Il tragico episodio accadde all’Istituto Magistrale “Vito Capialbi” di Vibo Valentia dove una ragazza di soli 17 anni, nel lontano 1996, si impiccò subito dopo essere entrata a scuola. La sentenza è definitiva ed arriva dalla Corte d’appello di Catanzaro sei anni dopo la sentenza di primo grado. Il tribunale nella sentenza di primo grado aveva condannato il Miur ad un risarcimento di 221.562 euro.
Nelle sentenze sia di primo grado che in quella di appello si parla di una totale mancanza di controllo e di vigilanza sulla minore, che pur essendo stata vista entrare a scuola, risultava assente dalla classe. Tardivi sono stati i soccorsi che, quando sono intervenuti, non hanno che potuto constatare il decesso della ragazza.
La giovane aveva deciso di togliersi la vita impiccandosi nei bagni della scuola, dove si era nascosta non appena entrata a scuola. Nessuno fino al termine della prima ora si era chiesto dove fosse la ragazza, che invece aveva compiuto l’insano gesto di togliersi la vita.
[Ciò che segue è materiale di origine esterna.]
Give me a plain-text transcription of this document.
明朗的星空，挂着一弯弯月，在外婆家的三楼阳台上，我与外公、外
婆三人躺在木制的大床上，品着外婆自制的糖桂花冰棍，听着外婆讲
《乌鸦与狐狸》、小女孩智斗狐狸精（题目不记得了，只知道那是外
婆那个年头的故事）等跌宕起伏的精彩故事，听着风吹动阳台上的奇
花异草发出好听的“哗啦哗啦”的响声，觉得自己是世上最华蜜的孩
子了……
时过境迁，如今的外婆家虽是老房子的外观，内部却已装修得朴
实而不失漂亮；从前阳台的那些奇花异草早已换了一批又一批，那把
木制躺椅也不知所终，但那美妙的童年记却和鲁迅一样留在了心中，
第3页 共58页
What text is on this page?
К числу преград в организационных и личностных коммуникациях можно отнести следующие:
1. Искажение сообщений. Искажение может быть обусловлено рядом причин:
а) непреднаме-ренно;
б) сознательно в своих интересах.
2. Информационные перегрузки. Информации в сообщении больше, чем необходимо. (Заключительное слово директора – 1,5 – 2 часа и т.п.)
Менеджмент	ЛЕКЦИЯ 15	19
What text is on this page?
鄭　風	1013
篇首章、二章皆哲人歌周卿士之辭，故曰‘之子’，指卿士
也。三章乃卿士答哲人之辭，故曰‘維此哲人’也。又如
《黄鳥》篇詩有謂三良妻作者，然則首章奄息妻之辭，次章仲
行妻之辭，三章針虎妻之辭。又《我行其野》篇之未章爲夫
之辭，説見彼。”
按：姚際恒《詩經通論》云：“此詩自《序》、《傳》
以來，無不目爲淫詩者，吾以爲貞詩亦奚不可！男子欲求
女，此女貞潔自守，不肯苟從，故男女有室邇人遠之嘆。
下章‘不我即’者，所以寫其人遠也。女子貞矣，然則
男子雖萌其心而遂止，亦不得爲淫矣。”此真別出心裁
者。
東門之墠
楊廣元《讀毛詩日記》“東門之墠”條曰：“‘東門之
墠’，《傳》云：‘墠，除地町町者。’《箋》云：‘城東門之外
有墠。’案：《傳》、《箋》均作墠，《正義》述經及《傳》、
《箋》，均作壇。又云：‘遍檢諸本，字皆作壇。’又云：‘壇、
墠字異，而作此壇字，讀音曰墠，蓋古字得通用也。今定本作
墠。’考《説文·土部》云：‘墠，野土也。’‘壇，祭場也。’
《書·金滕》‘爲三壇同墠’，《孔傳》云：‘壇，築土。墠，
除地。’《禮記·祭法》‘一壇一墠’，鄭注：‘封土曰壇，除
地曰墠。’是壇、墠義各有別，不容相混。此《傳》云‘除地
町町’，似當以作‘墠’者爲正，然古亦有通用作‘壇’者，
La sentenza raccoglie le deposizioni dei compagni della giovane, dei docenti e del personale della scuola, e condanna il Miur alle responsabilità di mancato controllo e mancata vigilanza sulla minore. Sentenza shock che fa ben comprendere quanto delicato sia il lavoro dell’insegnante. Eppure nessuno riconosce l’indennizzo agli insegnanti della responsabilità della vigilanza sui minori, salvo poi vedersi condannati per mancanza di vigilanza. Forse c’è qualcosa che bisognerebbe valutare meglio, anche su questi aspetti che non sembrano essere secondari.